Once upon a time, college was the purview of a true elite. Universities were unambiguously in the business of educating the moneyed, particularly old money. Part of the reason for the traditional focus on virtue and citizenship in college, as opposed to vocational training, is that most college students didn’t need any. They already came from wealth. Most people were excluded either through lack of financial or social access, or through conspiracy, such as how Jews were deliberately excluded for decades. Jerome Karabell’s The Chosen details this period in exacting detail.

Things changed after World War II, albeit unequally and in pieces. The Servicemen’s Readjustment Act of 1944, typically called the GI Bill, introduced a set of subsidies designed to assist the millions of soldiers returning to the United States in their transition, including extensive tuition remission. Flush with post-war growth, the United States could afford to subsidize college in this way while simultaneously undertaking massive infrastructural projects like building the interstate highway system and continued electrification. Within 12 years of its passing, some 2.2 million soldiers had used GI bill funds, according to Keith W. Olson. African Americans and women, however, did not share in this opportunity at the same rate.

Meanwhile, workers without a college diploma could continue to find middle class wages in fields such as manufacturing. This was the period identified by Thomas Piketty as a historically anomalous period of wealth convergence, caused by the destruction of property in Europe, the massive stimulus of the war effort and corresponding wage growth, and unionism. In the three decades following World War II, the bottom 90% controlled an unprecedentedly high percentage of income. Robust wage growth for uneducated labor combined with an increasing percentage of educated labor to help create a national expectation of ever-rising standard of living for the average Joe — provided Joe was white.

In the 1960s, with the United States still enjoying economic stability and growth that was the envy of much of the world, a series of social transformations was changing the face of American success. A protracted battle against Jim Crow and similar types of structural racial prejudice and inequality resulted in the passage of the most powerful Civil Rights legislation in history, partially removing systematic obstacles to higher education access for people of color. In particular, desegregation of public schools helped black students compete for admission slots with white students, while forced desegregation of college campuses enabled students to attend colleges that had always excluded them. Black enrollment soared. These young black students took the energy and ideals of the Civil Rights era into the classroom with them. With large numbers of young people who were more inclined towards political radicalism, during a progressive countercultural movement, with the organizing possibilities of those without full-time jobs, colleges developed a reputation as incubators of left-wing politics.

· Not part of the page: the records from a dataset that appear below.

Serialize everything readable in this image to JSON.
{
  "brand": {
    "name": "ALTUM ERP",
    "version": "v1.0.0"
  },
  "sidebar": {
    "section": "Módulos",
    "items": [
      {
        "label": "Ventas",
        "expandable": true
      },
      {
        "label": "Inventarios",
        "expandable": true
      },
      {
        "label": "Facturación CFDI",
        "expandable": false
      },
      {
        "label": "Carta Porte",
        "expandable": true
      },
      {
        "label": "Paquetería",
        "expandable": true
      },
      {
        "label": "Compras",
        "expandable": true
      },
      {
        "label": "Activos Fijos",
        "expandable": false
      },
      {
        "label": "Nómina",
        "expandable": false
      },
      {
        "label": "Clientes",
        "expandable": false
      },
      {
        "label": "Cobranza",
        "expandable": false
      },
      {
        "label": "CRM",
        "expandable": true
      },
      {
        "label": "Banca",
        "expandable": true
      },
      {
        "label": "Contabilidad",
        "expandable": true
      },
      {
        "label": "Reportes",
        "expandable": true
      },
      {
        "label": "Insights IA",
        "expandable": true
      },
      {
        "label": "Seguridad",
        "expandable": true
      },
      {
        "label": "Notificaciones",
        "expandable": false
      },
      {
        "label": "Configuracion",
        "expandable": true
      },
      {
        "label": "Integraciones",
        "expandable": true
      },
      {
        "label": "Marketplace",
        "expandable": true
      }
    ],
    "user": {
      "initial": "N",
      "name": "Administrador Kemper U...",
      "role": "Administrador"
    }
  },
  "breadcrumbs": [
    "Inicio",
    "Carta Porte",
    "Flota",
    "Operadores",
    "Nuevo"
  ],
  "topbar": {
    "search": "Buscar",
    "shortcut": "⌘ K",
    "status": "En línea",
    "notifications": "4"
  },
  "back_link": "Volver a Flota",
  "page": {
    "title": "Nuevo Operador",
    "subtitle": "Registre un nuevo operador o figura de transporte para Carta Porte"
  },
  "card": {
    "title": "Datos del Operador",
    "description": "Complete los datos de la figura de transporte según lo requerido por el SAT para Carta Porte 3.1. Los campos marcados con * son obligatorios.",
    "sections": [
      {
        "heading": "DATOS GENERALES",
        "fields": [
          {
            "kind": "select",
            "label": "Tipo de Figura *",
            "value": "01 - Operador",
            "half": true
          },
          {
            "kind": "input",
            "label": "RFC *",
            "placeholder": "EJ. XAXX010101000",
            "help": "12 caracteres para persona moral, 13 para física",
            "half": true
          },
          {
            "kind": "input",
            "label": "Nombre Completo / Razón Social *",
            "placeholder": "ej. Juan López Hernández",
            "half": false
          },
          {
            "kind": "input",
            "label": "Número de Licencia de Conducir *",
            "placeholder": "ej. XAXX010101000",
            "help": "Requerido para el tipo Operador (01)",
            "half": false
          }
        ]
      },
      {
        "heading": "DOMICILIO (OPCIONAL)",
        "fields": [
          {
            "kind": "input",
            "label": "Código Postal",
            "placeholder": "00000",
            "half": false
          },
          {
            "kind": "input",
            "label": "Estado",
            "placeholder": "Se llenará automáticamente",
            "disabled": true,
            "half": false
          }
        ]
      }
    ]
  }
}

Concurrently, the federal government continued to invest heavily in universities, in part out of fears of falling behind the Soviets. A commission of the Eisenhower administration, for example, claimed that “America would be heedless if she closed her eyes to the dramatic strides being taken by the Soviet Union in post-high school education.” Federal spending on universities expanded by almost $3 billion dollars from 1956 to 1966. The Higher Education Act of 1965 made need-based federal financial aid available to all students for the first time. Flush with cash and straining to accomodate more and more students, the higher education system opened more and more colleges.

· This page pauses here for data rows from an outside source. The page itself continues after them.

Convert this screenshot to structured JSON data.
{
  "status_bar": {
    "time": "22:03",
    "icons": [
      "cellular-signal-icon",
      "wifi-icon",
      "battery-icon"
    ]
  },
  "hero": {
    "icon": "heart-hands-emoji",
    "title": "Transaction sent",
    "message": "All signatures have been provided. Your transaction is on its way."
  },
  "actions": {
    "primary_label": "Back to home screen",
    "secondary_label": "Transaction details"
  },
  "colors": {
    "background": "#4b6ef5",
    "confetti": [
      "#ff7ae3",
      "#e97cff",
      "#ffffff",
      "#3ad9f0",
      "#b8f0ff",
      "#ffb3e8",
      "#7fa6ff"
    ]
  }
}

Trouble was on the way. The 1970s saw the rise of “stagflation,” or the combination of rising inflation (and thus declining per-dollar purchasing power) and slowing economic growth, along with higher unemployment. The causes of this period are complex and contested, but the consequences are clear. Driven by elite anger over the declining relative value of their wealth, and riding a backlash spurred by the significant social changes of the 1950s and 1960s, conservatives began a series of political victories that would transform American politics for decades to come. As documented in Rick Perlstein’s Before the Storm, in 1964 Barry Goldwater’s defeat was so devastating that the New York Times declared “He has wrecked his party for a long time to come and is not even likely to control the wreckage.” By the off-year election two years on, conservative Republicans took control of Congress and 10 conservative governors were elected. One of them was a charming ex-actor named Ronald Reagan.

The Reagan revolution produced many changes on college campuses, none of them good. Reagan’s A Nation at Risk report argued that American education was falling far behind international peers, contributing to a crisis narrative about higher education that has never subsided since. (A report from Sandia Labs refuted most of its findings, but that report was marginalized by the George H.W. Bush presidential campaign.) The small-government conservatism that Reagan and his gubernatorial colleagues championed threatened the public investment in higher education that had been a hallmark of the post-war boom period. According to the American Council on Education, state support for public higher education declined precipitously from 1980 to 2011, with only two states maintaining their 1980 level of fiscal investment in public universities. Counter-intuitively, as Paul F. Campos has argued, total public expenditures on higher education have grown. How and why?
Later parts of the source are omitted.